Super Eagles lost W’Cup ticket due to corruption — Dalung

Juliet Anine
4 Min Read

Former Minister of Youth and Sports, Solomon Dalung, says Nigeria’s failure to reach the 2026 FIFA World Cup is the result of years of corruption, impunity and what he called deep institutional problems in the country’s football system.

The Super Eagles were knocked out of the qualifiers on Sunday after losing to the Democratic Republic of Congo on penalties in Rabat, sending the Leopards into the Intercontinental Playoff.

Speaking in Abuja on Monday, Dalung told the News Agency of Nigeria that the issues holding back Nigerian football have been around for decades. He said they have remained unresolved because many powerful interests benefit from the disorder.

He recalled that when he became minister in November 2015, many people judged him by his simple appearance and assumed he did not understand the sector. But he said he had followed sports for years and was already aware of the problems in the Nigeria Football Federation.

Dalung said his first major insight came in 2002 when he joined the Federal Government delegation to the Africa Cup of Nations in Mali. He said he witnessed a clash between captain Sunday Oliseh and the then Nigeria Football Association over what he described as unfair cuts to players’ bonuses.

He also said his estacode as a government delegate was not paid, leaving members of the delegation stranded until the Nigerian embassy stepped in. He added that the experience confirmed a lesson he once learned from a mentor, who advised him to sometimes act unaware in order to observe how a system works from the inside.

Dalung said he had met an elderly cleaner who told him that “in sports we work harder for failure than for success.” According to him, the cleaner also said tournament budgets were usually prepared up to the final stage, but administrators benefit more when teams exit early because unspent funds are hardly tracked.

Dalung said this turned out to be true throughout his time in office. He said efforts to demand accountability were often twisted into allegations of interference, while some officials sent petitions to FIFA to block reforms.

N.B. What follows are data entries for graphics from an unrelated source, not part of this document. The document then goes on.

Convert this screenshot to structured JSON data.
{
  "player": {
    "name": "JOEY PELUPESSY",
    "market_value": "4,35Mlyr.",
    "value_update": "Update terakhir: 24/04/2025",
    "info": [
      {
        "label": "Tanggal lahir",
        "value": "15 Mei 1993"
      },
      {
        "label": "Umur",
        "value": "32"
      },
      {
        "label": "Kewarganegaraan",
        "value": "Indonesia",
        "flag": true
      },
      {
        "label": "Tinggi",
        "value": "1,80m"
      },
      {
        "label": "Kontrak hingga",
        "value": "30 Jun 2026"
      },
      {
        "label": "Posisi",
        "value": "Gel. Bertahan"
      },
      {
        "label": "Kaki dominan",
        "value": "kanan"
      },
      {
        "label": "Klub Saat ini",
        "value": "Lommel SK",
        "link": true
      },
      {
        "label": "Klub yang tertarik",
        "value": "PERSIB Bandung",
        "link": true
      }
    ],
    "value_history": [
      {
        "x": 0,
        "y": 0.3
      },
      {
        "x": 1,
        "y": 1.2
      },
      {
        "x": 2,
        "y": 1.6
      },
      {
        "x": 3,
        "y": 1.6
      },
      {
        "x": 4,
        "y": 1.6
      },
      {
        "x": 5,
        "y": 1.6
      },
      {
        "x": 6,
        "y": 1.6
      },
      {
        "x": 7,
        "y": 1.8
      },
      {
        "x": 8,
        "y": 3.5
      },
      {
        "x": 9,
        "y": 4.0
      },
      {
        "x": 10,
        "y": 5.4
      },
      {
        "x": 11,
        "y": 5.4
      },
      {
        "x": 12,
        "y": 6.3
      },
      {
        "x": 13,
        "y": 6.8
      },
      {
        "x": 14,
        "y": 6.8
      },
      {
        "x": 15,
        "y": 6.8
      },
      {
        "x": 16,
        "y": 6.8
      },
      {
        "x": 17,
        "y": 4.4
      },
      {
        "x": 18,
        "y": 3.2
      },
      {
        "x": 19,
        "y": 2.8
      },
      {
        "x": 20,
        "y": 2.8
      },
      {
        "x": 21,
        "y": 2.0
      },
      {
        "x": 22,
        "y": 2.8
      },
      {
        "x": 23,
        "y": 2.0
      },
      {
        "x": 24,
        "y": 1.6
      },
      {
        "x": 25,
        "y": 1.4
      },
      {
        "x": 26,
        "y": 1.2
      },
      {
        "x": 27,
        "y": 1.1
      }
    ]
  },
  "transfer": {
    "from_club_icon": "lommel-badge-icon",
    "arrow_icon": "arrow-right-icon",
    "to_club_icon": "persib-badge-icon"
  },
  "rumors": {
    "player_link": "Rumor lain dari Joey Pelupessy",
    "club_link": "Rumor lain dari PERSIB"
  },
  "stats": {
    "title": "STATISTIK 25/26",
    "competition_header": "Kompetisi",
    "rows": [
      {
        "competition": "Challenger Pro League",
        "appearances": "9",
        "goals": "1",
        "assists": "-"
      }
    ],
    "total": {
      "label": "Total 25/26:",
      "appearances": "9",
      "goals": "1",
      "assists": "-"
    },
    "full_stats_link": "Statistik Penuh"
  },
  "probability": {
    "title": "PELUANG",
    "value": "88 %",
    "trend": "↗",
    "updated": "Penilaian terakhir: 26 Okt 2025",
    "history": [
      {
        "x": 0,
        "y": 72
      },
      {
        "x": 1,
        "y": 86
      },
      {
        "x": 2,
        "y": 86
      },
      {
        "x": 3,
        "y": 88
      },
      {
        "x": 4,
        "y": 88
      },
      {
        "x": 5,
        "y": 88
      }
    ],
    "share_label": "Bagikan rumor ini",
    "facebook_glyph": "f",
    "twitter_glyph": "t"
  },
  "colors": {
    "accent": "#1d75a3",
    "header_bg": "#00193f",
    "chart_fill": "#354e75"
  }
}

He also said parts of the media attacked the ministry instead of probing the real issues.

He explained that he later set up a technical committee led by Col Abdulmumuni, which included former NFA chairmen, secretaries, ex-players, coaches, private sector figures and government officials. After months of work, he said the committee listed corruption, unpaid wages, nepotism, impunity and lack of transparency as the key problems.

Dalung said the committee recommended that Nigeria should step back from global football for six months and ask FIFA to install a normalisation panel to reorganise the system. According to him, “The ministry accepted the proposal and sent it to the President and to FIFA.”

But he said the reforms collapsed after President Muhammadu Buhari fell ill and travelled for medical treatment. During that period, he said, the presidency wrote to FIFA to reject the ministry’s report without informing him. He described that move as a major win for impunity.

Dalung said the effects of that decision were still visible today, noting that Nigeria had now missed multiple World Cup tournaments since 2018. He added that the country’s football problems were not mysterious but the product of long years of poor management.

He said only strong reforms backed by political will and real accountability could help Nigerian football escape what he called “the ghosts of indecision, corruption and impunity” that continue to affect its progress.